I’m a hopelessly old-fashioned romantic when it comes to restaurants. You can have your Bulli, your Noma, your Per Se. When it comes to good food in a warm and welcoming atmosphere of comfort, friendship, and sociability, I’m for little holes-in-the-wall like this one.
Tacconi’s restaurant is only open for lunch, six days a week, and Mrs. Tacconi does all the cooking herself on a comfortable old range in the back–except for the pasta which comes from the shop directly across the street. There are few tables and the fare is plain as plain can be, which makes it uber-Tuscan.
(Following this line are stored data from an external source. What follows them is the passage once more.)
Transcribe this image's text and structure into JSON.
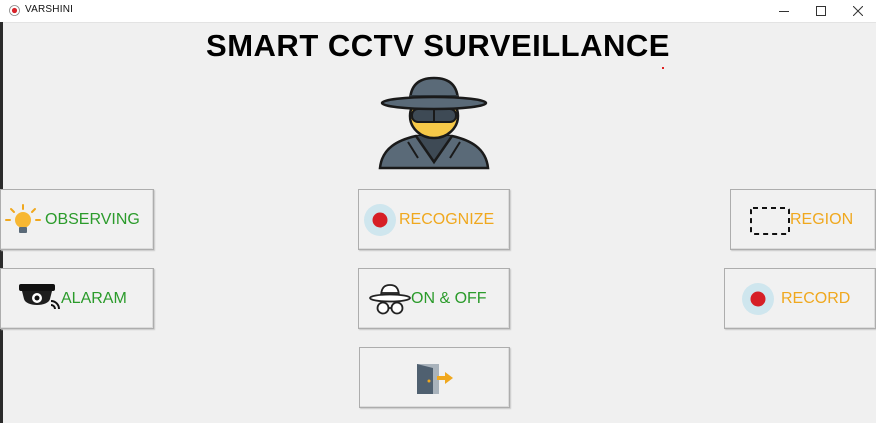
{
  "window": {
    "title": "VARSHINI",
    "controls": [
      "minimize",
      "maximize",
      "close"
    ]
  },
  "heading": "SMART CCTV SURVEILLANCE",
  "buttons": {
    "observing": {
      "label": "OBSERVING",
      "icon": "bulb-icon",
      "color": "#2b9b2b"
    },
    "recognize": {
      "label": "RECOGNIZE",
      "icon": "record-dot-icon",
      "color": "#f0a81e"
    },
    "region": {
      "label": "REGION",
      "icon": "dashed-rectangle-icon",
      "color": "#f0a81e"
    },
    "alaram": {
      "label": "ALARAM",
      "icon": "cctv-camera-icon",
      "color": "#2b9b2b"
    },
    "on_off": {
      "label": "ON & OFF",
      "icon": "spy-icon",
      "color": "#2b9b2b"
    },
    "record": {
      "label": "RECORD",
      "icon": "record-dot-icon",
      "color": "#f0a81e"
    },
    "exit": {
      "label": "",
      "icon": "exit-door-icon"
    }
  }
}
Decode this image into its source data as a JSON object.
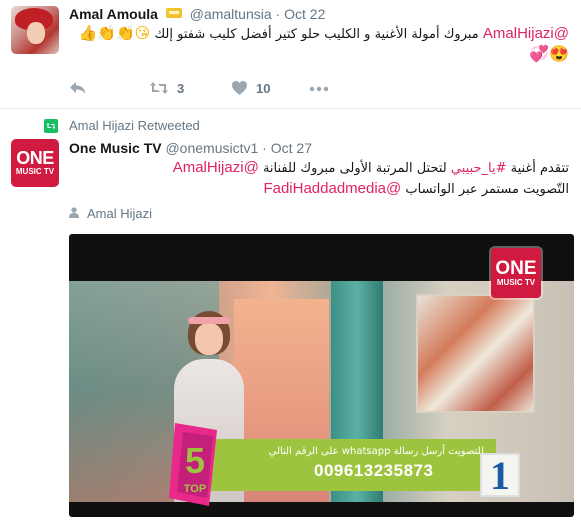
{
  "tweet1": {
    "name": "Amal Amoula",
    "badge_icon": "crown-badge-icon",
    "handle": "@amaltunsia",
    "separator": "·",
    "date": "Oct 22",
    "text_arabic": "مبروك أمولة الأغنية و الكليب حلو كتير أفضل كليب شفتو إلك",
    "mention": "@AmalHijazi",
    "emojis": "😘👏👏👍",
    "emojis_line2": "💞😍",
    "actions": {
      "reply_icon": "reply-icon",
      "retweet_icon": "retweet-icon",
      "retweet_count": "3",
      "like_icon": "heart-icon",
      "like_count": "10",
      "more_icon": "more-icon"
    }
  },
  "tweet2": {
    "retweeted_by": "Amal Hijazi Retweeted",
    "name": "One Music TV",
    "handle": "@onemusictv1",
    "separator": "·",
    "date": "Oct 27",
    "text_arabic_1": "تتقدم أغنية ",
    "hashtag": "#يا_حبيبي",
    "text_arabic_2": " لتحتل المرتبة الأولى مبروك للفنانة ",
    "mention1": "@AmalHijazi",
    "text_arabic_3": "التّصويت مستمر عبر الواتساب ",
    "mention2": "@FadiHaddadmedia",
    "tagged_person": "Amal Hijazi",
    "avatar_text": {
      "one": "ONE",
      "music": "MUSIC TV"
    },
    "media": {
      "logo_one": "ONE",
      "logo_music": "MUSIC TV",
      "banner_text": "للتصويت أرسل رسالة whatsapp على الرقم التالي",
      "phone": "009613235873",
      "top_label": "TOP",
      "top_number": "5",
      "rank": "1"
    }
  },
  "colors": {
    "mention": "#e0245e",
    "mention_blue": "#1b95e0",
    "muted": "#657786",
    "retweet_green": "#17bf63",
    "brand_red": "#d01a3f",
    "banner_green": "#9dc43f"
  }
}
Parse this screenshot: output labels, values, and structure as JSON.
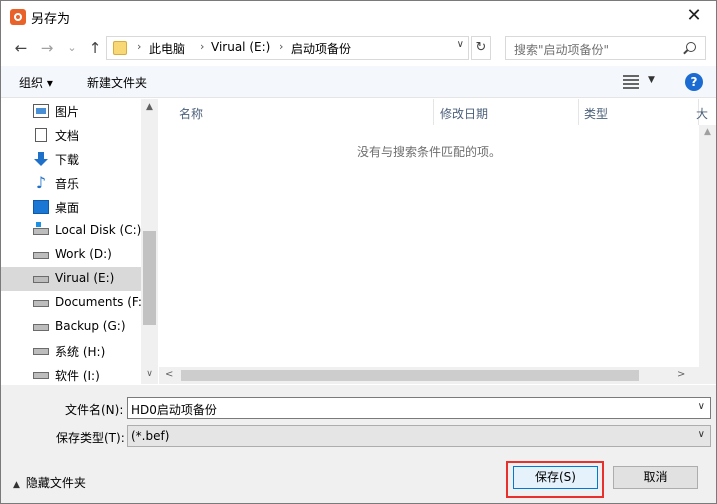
{
  "window": {
    "title": "另存为",
    "close_symbol": "✕"
  },
  "addressbar": {
    "back": "←",
    "forward": "→",
    "recent": "⌄",
    "up": "↑",
    "crumb_sep": "›",
    "crumbs": [
      "此电脑",
      "Virual (E:)",
      "启动项备份"
    ],
    "dropdown": "∨",
    "refresh": "↻",
    "search_placeholder": "搜索\"启动项备份\""
  },
  "toolbar": {
    "organize": "组织 ▾",
    "new_folder": "新建文件夹",
    "view_dropdown": "▼",
    "help": "?"
  },
  "navpane": {
    "items": [
      {
        "label": "图片",
        "icon": "pictures-icon"
      },
      {
        "label": "文档",
        "icon": "documents-icon"
      },
      {
        "label": "下载",
        "icon": "download-icon"
      },
      {
        "label": "音乐",
        "icon": "music-icon",
        "glyph": "♪"
      },
      {
        "label": "桌面",
        "icon": "desktop-icon"
      },
      {
        "label": "Local Disk (C:)",
        "icon": "system-drive-icon"
      },
      {
        "label": "Work (D:)",
        "icon": "drive-icon"
      },
      {
        "label": "Virual (E:)",
        "icon": "drive-icon",
        "selected": true
      },
      {
        "label": "Documents (F:)",
        "icon": "drive-icon"
      },
      {
        "label": "Backup (G:)",
        "icon": "drive-icon"
      },
      {
        "label": "系统 (H:)",
        "icon": "drive-icon"
      },
      {
        "label": "软件 (I:)",
        "icon": "drive-icon"
      }
    ],
    "scroll_up": "▲",
    "scroll_down": "∨"
  },
  "filelist": {
    "columns": [
      "名称",
      "修改日期",
      "类型",
      "大"
    ],
    "sort_indicator": "^",
    "empty_message": "没有与搜索条件匹配的项。",
    "scroll_up": "▲",
    "scroll_left": "<",
    "scroll_right": ">"
  },
  "form": {
    "filename_label": "文件名(N):",
    "filename_value": "HD0启动项备份",
    "filetype_label": "保存类型(T):",
    "filetype_value": "(*.bef)",
    "dropdown_arrow": "∨"
  },
  "footer": {
    "hide_folders": "隐藏文件夹",
    "hide_folders_caret": "▲",
    "save": "保存(S)",
    "cancel": "取消"
  },
  "colors": {
    "accent": "#0078d7",
    "highlight": "#e8302c",
    "help_icon": "#1a6bd2"
  }
}
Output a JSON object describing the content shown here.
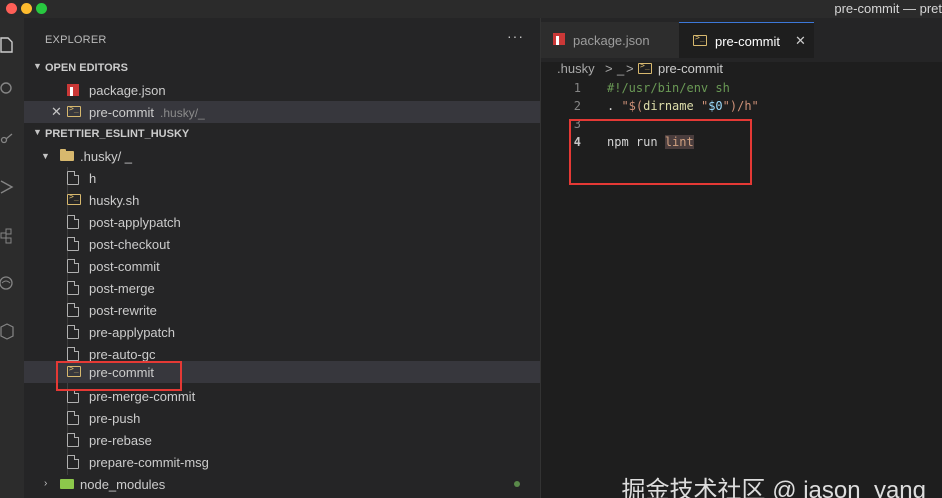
{
  "window": {
    "title": "pre-commit — pret"
  },
  "sidebar": {
    "header": "EXPLORER",
    "more_label": "···",
    "open_editors_label": "OPEN EDITORS",
    "open_editors": [
      {
        "name": "package.json",
        "icon": "npm-icon",
        "description": ""
      },
      {
        "name": "pre-commit",
        "icon": "terminal-file-icon",
        "description": ".husky/_"
      }
    ],
    "workspace_label": "PRETTIER_ESLINT_HUSKY",
    "folder": {
      "name": ".husky",
      "path_suffix": "/ _"
    },
    "files": [
      {
        "name": "h",
        "icon": "file-icon"
      },
      {
        "name": "husky.sh",
        "icon": "terminal-file-icon"
      },
      {
        "name": "post-applypatch",
        "icon": "file-icon"
      },
      {
        "name": "post-checkout",
        "icon": "file-icon"
      },
      {
        "name": "post-commit",
        "icon": "file-icon"
      },
      {
        "name": "post-merge",
        "icon": "file-icon"
      },
      {
        "name": "post-rewrite",
        "icon": "file-icon"
      },
      {
        "name": "pre-applypatch",
        "icon": "file-icon"
      },
      {
        "name": "pre-auto-gc",
        "icon": "file-icon"
      },
      {
        "name": "pre-commit",
        "icon": "terminal-file-icon"
      },
      {
        "name": "pre-merge-commit",
        "icon": "file-icon"
      },
      {
        "name": "pre-push",
        "icon": "file-icon"
      },
      {
        "name": "pre-rebase",
        "icon": "file-icon"
      },
      {
        "name": "prepare-commit-msg",
        "icon": "file-icon"
      }
    ],
    "node_modules": "node_modules"
  },
  "editor": {
    "tabs": [
      {
        "label": "package.json",
        "icon": "npm-icon",
        "active": false
      },
      {
        "label": "pre-commit",
        "icon": "terminal-file-icon",
        "active": true
      }
    ],
    "breadcrumb": {
      "folder": ".husky",
      "sep1": ">",
      "sub": "_",
      "sep2": ">",
      "file": "pre-commit"
    },
    "lines": [
      {
        "n": "1",
        "text": "#!/usr/bin/env sh"
      },
      {
        "n": "2",
        "dot": ". ",
        "q1": "\"$(",
        "fn": "dirname",
        "sp": " ",
        "q2": "\"",
        "var": "$0",
        "q3": "\")/h\""
      },
      {
        "n": "3"
      },
      {
        "n": "4",
        "kw": "npm run ",
        "arg": "lint"
      }
    ]
  },
  "watermark": "掘金技术社区 @ jason_yang"
}
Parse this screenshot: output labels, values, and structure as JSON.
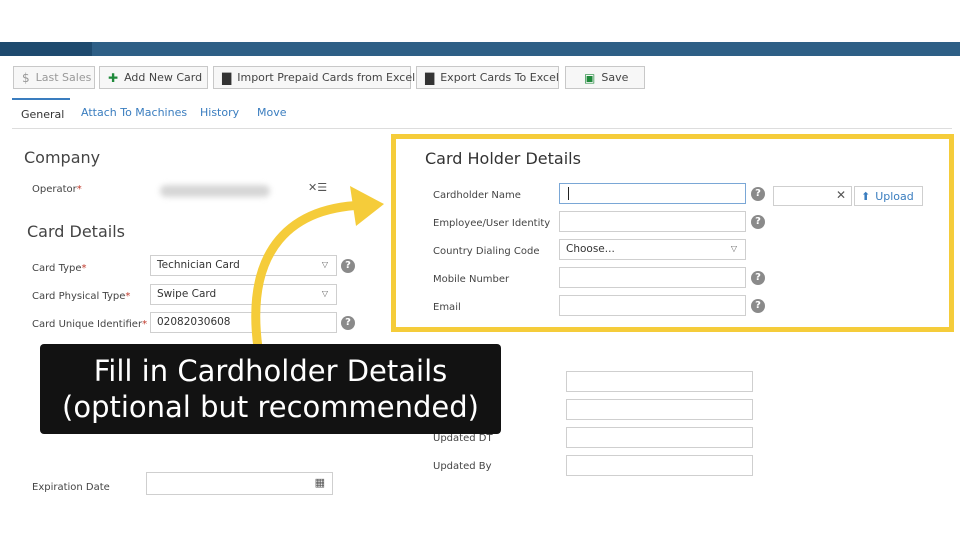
{
  "toolbar": {
    "last_sales": "Last Sales",
    "add_new_card": "Add New Card",
    "import_prepaid": "Import Prepaid Cards from Excel",
    "export_cards": "Export Cards To Excel",
    "save": "Save"
  },
  "tabs": [
    {
      "label": "General",
      "active": true
    },
    {
      "label": "Attach To Machines"
    },
    {
      "label": "History"
    },
    {
      "label": "Move"
    }
  ],
  "company": {
    "title": "Company",
    "operator_label": "Operator"
  },
  "card_details": {
    "title": "Card Details",
    "card_type_label": "Card Type",
    "card_type_value": "Technician Card",
    "physical_type_label": "Card Physical Type",
    "physical_type_value": "Swipe Card",
    "unique_id_label": "Card Unique Identifier",
    "unique_id_value": "02082030608",
    "expiration_label": "Expiration Date"
  },
  "cardholder": {
    "title": "Card Holder Details",
    "name_label": "Cardholder Name",
    "employee_label": "Employee/User Identity",
    "country_label": "Country Dialing Code",
    "country_value": "Choose...",
    "mobile_label": "Mobile Number",
    "email_label": "Email",
    "upload_label": "Upload"
  },
  "misc": {
    "updated_dt_label": "Updated DT",
    "updated_by_label": "Updated By"
  },
  "overlay": {
    "line1": "Fill in Cardholder Details",
    "line2": "(optional but recommended)"
  },
  "colors": {
    "highlight": "#f5cc3a",
    "topbar": "#2e5f86",
    "link": "#3a7dbf"
  }
}
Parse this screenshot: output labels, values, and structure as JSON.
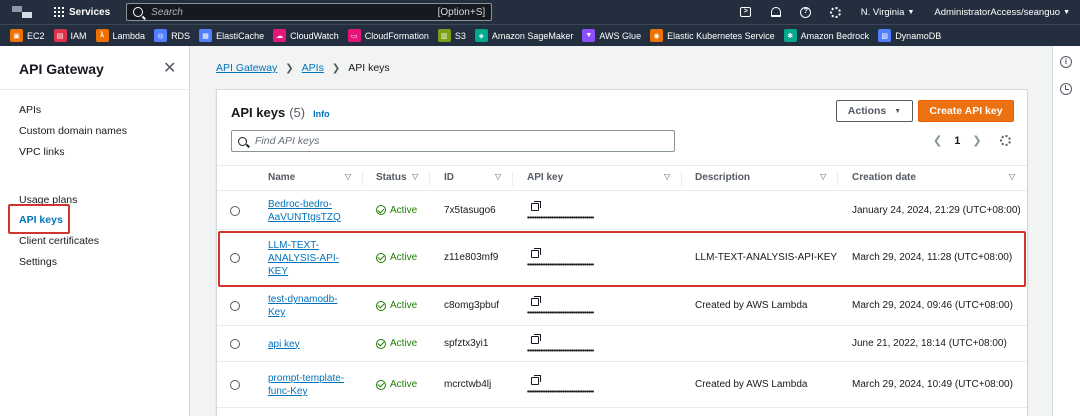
{
  "topnav": {
    "services_label": "Services",
    "search_placeholder": "Search",
    "search_shortcut": "[Option+S]",
    "cloudshell_glyph": ">",
    "help_glyph": "?",
    "region": "N. Virginia",
    "account": "AdministratorAccess/seanguo"
  },
  "favorites": [
    {
      "label": "EC2",
      "color": "#ed7100",
      "glyph": "▣"
    },
    {
      "label": "IAM",
      "color": "#dd344c",
      "glyph": "▤"
    },
    {
      "label": "Lambda",
      "color": "#ed7100",
      "glyph": "λ"
    },
    {
      "label": "RDS",
      "color": "#527fff",
      "glyph": "◎"
    },
    {
      "label": "ElastiCache",
      "color": "#527fff",
      "glyph": "▦"
    },
    {
      "label": "CloudWatch",
      "color": "#e7157b",
      "glyph": "☁"
    },
    {
      "label": "CloudFormation",
      "color": "#e7157b",
      "glyph": "▭"
    },
    {
      "label": "S3",
      "color": "#7aa116",
      "glyph": "▥"
    },
    {
      "label": "Amazon SageMaker",
      "color": "#01a88d",
      "glyph": "◈"
    },
    {
      "label": "AWS Glue",
      "color": "#8c4fff",
      "glyph": "▼"
    },
    {
      "label": "Elastic Kubernetes Service",
      "color": "#ed7100",
      "glyph": "◉"
    },
    {
      "label": "Amazon Bedrock",
      "color": "#01a88d",
      "glyph": "✱"
    },
    {
      "label": "DynamoDB",
      "color": "#527fff",
      "glyph": "▧"
    }
  ],
  "sidebar": {
    "title": "API Gateway",
    "close_glyph": "✕",
    "items": [
      {
        "label": "APIs"
      },
      {
        "label": "Custom domain names"
      },
      {
        "label": "VPC links"
      },
      {
        "label": "Usage plans"
      },
      {
        "label": "API keys"
      },
      {
        "label": "Client certificates"
      },
      {
        "label": "Settings"
      }
    ]
  },
  "breadcrumb": {
    "items": [
      "API Gateway",
      "APIs",
      "API keys"
    ],
    "separator": "❯"
  },
  "panel": {
    "title": "API keys",
    "count": "(5)",
    "info": "Info",
    "actions_label": "Actions",
    "actions_caret": "▼",
    "create_label": "Create API key",
    "find_placeholder": "Find API keys",
    "pager": {
      "prev": "❮",
      "page": "1",
      "next": "❯"
    }
  },
  "table": {
    "columns": [
      "Name",
      "Status",
      "ID",
      "API key",
      "Description",
      "Creation date"
    ],
    "sort_glyph": "▽",
    "masked_key": "••••••••••••••••••••••••••••••••••••",
    "rows": [
      {
        "name_lines": [
          "Bedroc-bedro-",
          "AaVUNTtgsTZQ"
        ],
        "status": "Active",
        "id": "7x5tasugo6",
        "description": "",
        "created": "January 24, 2024, 21:29 (UTC+08:00)"
      },
      {
        "name_lines": [
          "LLM-TEXT-",
          "ANALYSIS-API-",
          "KEY"
        ],
        "status": "Active",
        "id": "z11e803mf9",
        "description": "LLM-TEXT-ANALYSIS-API-KEY",
        "created": "March 29, 2024, 11:28 (UTC+08:00)"
      },
      {
        "name_lines": [
          "test-dynamodb-",
          "Key"
        ],
        "status": "Active",
        "id": "c8omg3pbuf",
        "description": "Created by AWS Lambda",
        "created": "March 29, 2024, 09:46 (UTC+08:00)"
      },
      {
        "name_lines": [
          "api key"
        ],
        "status": "Active",
        "id": "spfztx3yi1",
        "description": "",
        "created": "June 21, 2022, 18:14 (UTC+08:00)"
      },
      {
        "name_lines": [
          "prompt-template-",
          "func-Key"
        ],
        "status": "Active",
        "id": "mcrctwb4lj",
        "description": "Created by AWS Lambda",
        "created": "March 29, 2024, 10:49 (UTC+08:00)"
      }
    ]
  },
  "rail": {
    "info_glyph": "i"
  },
  "colors": {
    "nav_bg": "#232f3e",
    "link": "#0073bb",
    "primary": "#ec7211",
    "success": "#1d8102",
    "highlight": "#d0352d"
  }
}
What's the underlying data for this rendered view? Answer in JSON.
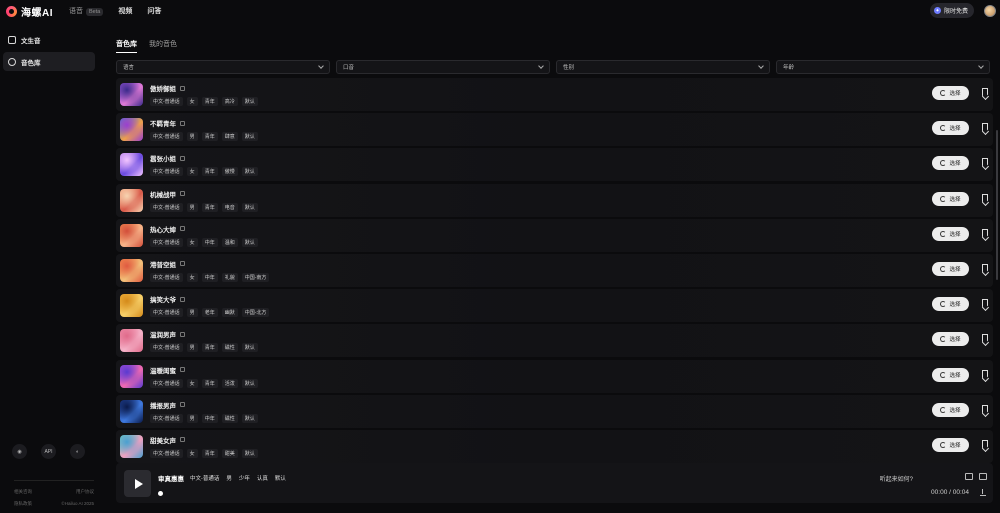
{
  "app": {
    "logo_text": "海螺AI",
    "colors": {
      "accent": "#6e7cff",
      "brand": "#ff5a7a"
    }
  },
  "nav": {
    "items": [
      {
        "label": "语音",
        "badge": "Beta",
        "active": false
      },
      {
        "label": "视频"
      },
      {
        "label": "问答"
      }
    ]
  },
  "topright": {
    "free_label": "限时免费",
    "free_icon": "gift-icon"
  },
  "sidebar": {
    "items": [
      {
        "label": "文生音",
        "icon": "text-to-audio-icon"
      },
      {
        "label": "音色库",
        "icon": "voice-library-icon",
        "active": true
      }
    ],
    "bottom_icons": [
      {
        "name": "discord-icon",
        "text": ""
      },
      {
        "name": "api-icon",
        "text": "API"
      },
      {
        "name": "theme-icon",
        "text": ""
      }
    ],
    "links": [
      {
        "left": "相关咨询",
        "right": "用户协议"
      },
      {
        "left": "隐私政策",
        "right": "©Hailuo AI 2025"
      }
    ]
  },
  "tabs": [
    {
      "label": "音色库",
      "active": true
    },
    {
      "label": "我的音色"
    }
  ],
  "filters": [
    {
      "label": "语言"
    },
    {
      "label": "口音"
    },
    {
      "label": "性别"
    },
    {
      "label": "年龄"
    }
  ],
  "select_label": "选择",
  "voices": [
    {
      "name": "傲娇御姐",
      "tags": [
        "中文-普通话",
        "女",
        "青年",
        "高冷",
        "默认"
      ],
      "thumb": [
        "#8a4fd6",
        "#e07ad6",
        "#3b2a8a"
      ]
    },
    {
      "name": "不羁青年",
      "tags": [
        "中文-普通话",
        "男",
        "青年",
        "肆意",
        "默认"
      ],
      "thumb": [
        "#3d6fd8",
        "#f0a24a",
        "#9a3fd0"
      ]
    },
    {
      "name": "嚣张小姐",
      "tags": [
        "中文-普通话",
        "女",
        "青年",
        "傲慢",
        "默认"
      ],
      "thumb": [
        "#b77ae6",
        "#6a4be0",
        "#f2c4ff"
      ]
    },
    {
      "name": "机械战甲",
      "tags": [
        "中文-普通话",
        "男",
        "青年",
        "电音",
        "默认"
      ],
      "thumb": [
        "#f3a07a",
        "#d85a4a",
        "#f7d3b0"
      ]
    },
    {
      "name": "热心大婶",
      "tags": [
        "中文-普通话",
        "女",
        "中年",
        "温和",
        "默认"
      ],
      "thumb": [
        "#f0894a",
        "#f7b48a",
        "#d24e3a"
      ]
    },
    {
      "name": "港普空姐",
      "tags": [
        "中文-普通话",
        "女",
        "中年",
        "礼貌",
        "中国-南方"
      ],
      "thumb": [
        "#f58a4a",
        "#f2c07a",
        "#e05a40"
      ]
    },
    {
      "name": "搞笑大爷",
      "tags": [
        "中文-普通话",
        "男",
        "老年",
        "幽默",
        "中国-北方"
      ],
      "thumb": [
        "#f3b33a",
        "#f7d06a",
        "#d48a1a"
      ]
    },
    {
      "name": "温润男声",
      "tags": [
        "中文-普通话",
        "男",
        "青年",
        "磁性",
        "默认"
      ],
      "thumb": [
        "#f08aa8",
        "#f5b2c8",
        "#e06a8a"
      ]
    },
    {
      "name": "温暖闺蜜",
      "tags": [
        "中文-普通话",
        "女",
        "青年",
        "活泼",
        "默认"
      ],
      "thumb": [
        "#9a4ae0",
        "#f06ab0",
        "#5a3ad0"
      ]
    },
    {
      "name": "播报男声",
      "tags": [
        "中文-普通话",
        "男",
        "中年",
        "磁性",
        "默认"
      ],
      "thumb": [
        "#1e3a8a",
        "#3f7ae0",
        "#0a1a4a"
      ]
    },
    {
      "name": "甜美女声",
      "tags": [
        "中文-普通话",
        "女",
        "青年",
        "甜美",
        "默认"
      ],
      "thumb": [
        "#6ad0c0",
        "#f0a0c0",
        "#4aa0d0"
      ]
    }
  ],
  "player": {
    "name": "审真惠惠",
    "tags": [
      "中文-普通话",
      "男",
      "少年",
      "认真",
      "默认"
    ],
    "feedback": "听起来如何?",
    "time": "00:00 / 00:04",
    "progress": 0
  }
}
So you have whatever Mrs. Tacconi has decided to cook that day. Which almost always includes tagliatelle and pici (that’s the “hand-made” flour-and-water pasta from southern Tuscany, shaped into spaghetti-like strings), usually served with a choice of a meaty ragu or a pomodoro sauce. Last week the pici al pomodoro included these brilliantly colored sweet little pomodorini, just arriving in the market from southern Italy. The color was good enough to eat by itself.

Pici al pomodoro
2 Comments
It may be your favorite place, but unless you let the rest of us know where it is, we can’t go there too!
Ah, it wasn’t a marketing story. She wants (wisely) to keep it a secret all her own.